Settlement between Minneapolis, protesters hurt during Floyd demonstrations approved by court

A federal judge has approved a settlement agreement between the city of Minneapolis and a dozen protesters who were hurt during the demonstrations that followed George Floyd’s murder.

The agreement was formally proposed three weeks ago and was accepted by U.S. District Judge Katherine Menendez on Wednesday.

Under the terms of the agreement, the injured protesters will split a $600,000 payment from the city, which also will have to implement several reforms.

RELATED: ACLU-MN files class-action lawsuit on behalf of protesters injured in George Floyd demonstrations

The order calls for the city to not arrest, threaten to arrest or use force — including chemical agents and foam bullets — against anyone who lawfully and peacefully protests or demonstrates. It also says that officers at a protest or public assembly must have a body camera on and can’t intentionally obstruct the camera’s view, and any officer who must use chemical agents to disperse a crowd acting unlawfully must first give verbal dispersal orders and reasonable time for the people to disperse.

“People who are demonstrating peacefully should never be met with police violence as they were in Minneapolis during protests over MPD’s murder of George Floyd,” Teresa Nelson, the legal director of Minnesota’s chapter of the American Civil Liberties Union, said in a statement. “Tear gas, foam bullets and pepper spray became weapons for intimidating and hurting protesters, making it dangerous for people to exercise their First Amendment rights.
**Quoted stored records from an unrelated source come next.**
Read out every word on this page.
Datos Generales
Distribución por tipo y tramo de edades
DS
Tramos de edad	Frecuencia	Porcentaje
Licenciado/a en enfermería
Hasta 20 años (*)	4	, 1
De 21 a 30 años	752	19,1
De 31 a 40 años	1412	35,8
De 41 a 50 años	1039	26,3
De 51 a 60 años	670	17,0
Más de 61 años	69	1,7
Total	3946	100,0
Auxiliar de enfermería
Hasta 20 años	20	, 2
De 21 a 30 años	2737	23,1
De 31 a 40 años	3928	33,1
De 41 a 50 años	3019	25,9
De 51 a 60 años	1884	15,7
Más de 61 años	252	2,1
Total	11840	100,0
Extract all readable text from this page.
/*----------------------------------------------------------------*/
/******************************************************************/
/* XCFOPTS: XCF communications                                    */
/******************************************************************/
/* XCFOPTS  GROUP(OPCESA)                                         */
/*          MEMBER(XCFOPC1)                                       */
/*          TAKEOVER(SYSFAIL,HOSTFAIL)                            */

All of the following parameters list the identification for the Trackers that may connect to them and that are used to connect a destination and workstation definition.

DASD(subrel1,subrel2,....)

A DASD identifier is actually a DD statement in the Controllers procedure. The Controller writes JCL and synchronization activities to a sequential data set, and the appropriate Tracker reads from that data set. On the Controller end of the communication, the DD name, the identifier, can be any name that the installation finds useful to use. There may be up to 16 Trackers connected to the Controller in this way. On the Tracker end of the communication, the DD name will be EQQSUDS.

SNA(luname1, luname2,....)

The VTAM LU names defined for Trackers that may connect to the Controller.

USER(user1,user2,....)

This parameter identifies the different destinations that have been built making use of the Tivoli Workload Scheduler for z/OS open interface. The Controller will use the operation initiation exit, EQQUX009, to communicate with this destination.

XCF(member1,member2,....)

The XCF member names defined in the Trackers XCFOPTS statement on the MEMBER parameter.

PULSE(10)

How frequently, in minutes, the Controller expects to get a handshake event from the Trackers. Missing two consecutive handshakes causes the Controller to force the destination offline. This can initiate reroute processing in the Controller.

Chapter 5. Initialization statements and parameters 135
We hope this settlement sends a message to law enforcement across Minnesota that this violation of our constitutional rights will not be tolerated.”

With the agreement, two lawsuits filed against the city and Minneapolis police officers after Floyd’s death have been dismissed.

The city sent the following statement from Minneapolis City Attorney Kristyn Anderson to 5 EYEWITNESS NEWS:

“The City Council approved a $600,000 settlement on Oct. 20, and Mayor Frey signed the Council action Oct. 26. The City Attorney’s Office executed and filed documents necessary to effectuate the settlement, and an order reflecting portions of that settlement were made public today.”

Minneapolis City Attorney Kristyn Anderson

In a statement regarding the settlement, the Office of Mayor Jacob Frey sent the following:

“In June 2020 we reformed the requirements for use of crowd control weapons. This settlement expands upon that reform and policy.”

Mayor Frey’s office was referring to the reform that requires the authorization of crowd control weapons to be done by the “Chief of Police, or the Chief’s designee at the rank of Deputy Chief or above. Crowd control weapons include, but are not limited to, chemical agents, rubber bullets, flash-bangs, batons, and marking rounds.”

One of the 12 plaintiffs, was longtime community activist Nekima Levy Armstrong who said she was outside the third precinct the days following Floyd’s killing.

“In my opinion, protesters were treated as if they were disposable,” Armstrong said.

“It was very traumatizing when it happened – I remember just coughing [and] feeling like I’m coughing my lungs up,” she added.

Armstrong adds she hopes these reforms have a meaningful impact in Minneapolis and influences other agencies to adopt similar policies.

“If there is proper training of Minneapolis Police officers, and if there is actual enforcement and accountability, it will change what happens in the streets when people are protesting,” Armstrong said.